Material and Methods
Sample preparation
In this study, 20 human third molars, which had been extracted for surgical reasons, were used. The study was approved by the Ethical Committee of Medical Science, Fluminense Federal University (Protocol number 393000/13). The sample size was performed assuming 80% of power to detect the difference between the treatments at a 5% significance level (http://www.openepi.com). A minimum of 12 was required. The samples were free of caries and fluorotic or hypomineralized lesions and any other visible defects. The teeth were stored in thymol 0.1% during the sample preparation process. A total of 80 enamel blocks were obtained from the buccal and lingual surfaces of 20 third human molars. After embedding the blocks in acrylic resin, the buccal surfaces of the enamel specimens (2×2×2 mm) were ground with SiC paper (400, 600 and 1,200 grits) (Struers S/A, Struer, Denmark) to obtain fiat surfaces. Then, the specimens were polished using a 1 μm diamond polishing suspension with a polishing cloth (Arotec Ind. & Com., Cotia, SP, Brazil). The baseline surface microhardness (SH) of all specimens was measured using a microhardness tester (Micromet 2001, Buehler,, IL, USA) with a Knoop diamond indenter under a 50 g load for 15 s. Five indentations, spaced 50 µ apart, were made and the mean values of enamel surface hardness were calculated (SH baseline=SH0). After SH measurements, 56 enamel blocks were selected with a Knoop hardness number (KHN) ranging from 275.72 to 369.72. The enamel blocks were distributed into 4 groups of 14 blocks each: Group 1 - Crest TM Cavity Protection (FD – 1,100 ppm F of NaF) - Procter & Gamble); Group 2 - Crest™ + MI Paste (MP) - Recaldent™ (GC Corporation Tokyo, Japan); Group 3 - Crest™ + MI Paste Plus (MPP) - Recaldent™ 900 ppm as NaF (GC Corporation Tokyo, Japan); and Group 4 - saliva, used for negative control.
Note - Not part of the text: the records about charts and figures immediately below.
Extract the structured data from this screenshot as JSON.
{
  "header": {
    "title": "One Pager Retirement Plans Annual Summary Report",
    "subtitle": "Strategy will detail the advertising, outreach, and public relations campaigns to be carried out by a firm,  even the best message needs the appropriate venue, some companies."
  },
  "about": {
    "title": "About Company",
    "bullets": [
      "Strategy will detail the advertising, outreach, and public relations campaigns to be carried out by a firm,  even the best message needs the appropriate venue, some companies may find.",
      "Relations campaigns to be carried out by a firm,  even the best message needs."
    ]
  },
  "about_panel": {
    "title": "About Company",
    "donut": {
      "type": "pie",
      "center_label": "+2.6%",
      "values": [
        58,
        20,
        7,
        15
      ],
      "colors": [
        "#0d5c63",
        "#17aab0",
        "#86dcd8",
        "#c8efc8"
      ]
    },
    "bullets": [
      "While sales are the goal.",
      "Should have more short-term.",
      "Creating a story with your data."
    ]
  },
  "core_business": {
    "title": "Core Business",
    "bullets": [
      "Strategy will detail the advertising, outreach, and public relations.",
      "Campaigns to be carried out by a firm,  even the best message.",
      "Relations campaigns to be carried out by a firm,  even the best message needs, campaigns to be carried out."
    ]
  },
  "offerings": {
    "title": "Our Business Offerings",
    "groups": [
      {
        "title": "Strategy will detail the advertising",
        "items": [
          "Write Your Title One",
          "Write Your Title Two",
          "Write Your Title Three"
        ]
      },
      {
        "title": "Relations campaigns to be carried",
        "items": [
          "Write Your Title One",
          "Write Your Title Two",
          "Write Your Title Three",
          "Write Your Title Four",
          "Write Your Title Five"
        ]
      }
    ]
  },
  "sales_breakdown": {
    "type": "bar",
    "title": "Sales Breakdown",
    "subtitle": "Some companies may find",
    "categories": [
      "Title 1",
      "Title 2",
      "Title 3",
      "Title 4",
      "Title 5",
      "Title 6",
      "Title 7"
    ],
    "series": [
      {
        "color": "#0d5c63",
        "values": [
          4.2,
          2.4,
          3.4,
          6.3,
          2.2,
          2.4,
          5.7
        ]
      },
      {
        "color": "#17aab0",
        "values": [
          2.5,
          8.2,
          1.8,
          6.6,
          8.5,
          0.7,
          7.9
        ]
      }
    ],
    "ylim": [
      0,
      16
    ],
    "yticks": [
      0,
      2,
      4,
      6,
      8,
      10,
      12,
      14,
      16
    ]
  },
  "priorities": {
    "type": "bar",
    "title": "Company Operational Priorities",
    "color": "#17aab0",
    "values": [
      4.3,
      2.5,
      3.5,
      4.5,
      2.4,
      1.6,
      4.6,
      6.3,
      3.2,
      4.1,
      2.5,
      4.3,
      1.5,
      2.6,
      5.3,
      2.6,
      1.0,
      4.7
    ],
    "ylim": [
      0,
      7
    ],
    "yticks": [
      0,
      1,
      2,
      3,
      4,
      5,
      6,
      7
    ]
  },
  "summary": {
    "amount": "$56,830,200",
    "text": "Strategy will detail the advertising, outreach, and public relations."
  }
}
pH cycling and treatment with dentifrices
The enamel blocks were submitted to pH cycles for 5 d, at 37°C. After sonication and the rinsing with distilled water, the specimens were immersed separately in 10 mL of demineralizing solution [2 Mm Ca (Ca (NO3)2, 2 Mm PO4 (KH2 PO4) and 75 Mm of acetate at 4.3 pH]
according to the protocol in Figure 1. The artificial saliva was renewed daily and comprised 0.67 g/L NaCl; 0.1168 g/L CaCl2; 8 g/L CMC; 0.0408 g/L MgCl2; 0.96 g/KCL; 1 g/L C8H8O3; 24 g/L C6H14O6; 964,938 ml/L H2O; 0.274 g/L KH2 PO4
.
Figure 1
Flow chart illustrating the study protocol
At each transfer between different solutions, the enamel specimens were rinsed in distilled water for 1 m at 37°C. The treatment was applied in slurry in a proportion of 1:3 of deionized water for 60 s, three times a day, in the groups. A standardized volume (0.15 mL) was applied in each sample. The MP (Group 2) and MPP (Group 3) formulas were used undiluted (0.03 g) for 3 m/d. Negative control (Group 4) remained unexposed to the pastes. The treatments were carried out before the first, the second and the third demineralization cycles. After the last demineralization challenge, the enamel specimens were rinsed in distilled water for 1 m, and then immersed in 10 mL of artificial saliva. The solutions were changed every day (Figure 1).The lesion depth value formed with this protocol was tested previously. The three enamel blocks were submitted to pH cycles as described for control group. After, the blocks were scanned with micro-CT (ZEISS Xradia 510 Versa). Three-D image analysis software (AVIZO) was used for visualization. The formed lesion depth was of 59.81 µm (Figure 2).
Figure 2
Typical 3D images of enamel blocks in the control group after pH cycling
Surface hardness (SH)
Pre and post-treatment measurements (SH0 and SH1, respectively) were conducted with the same static load and time used in baseline measurements. Five indentations with a space of 100 μm from the baseline indentations were made with a Knoop diamond indenter under a 50 g load for 15 s. The percentage change of SH (%SH) was calculated [% SH = 100 (SH1 - SH0)/SH1].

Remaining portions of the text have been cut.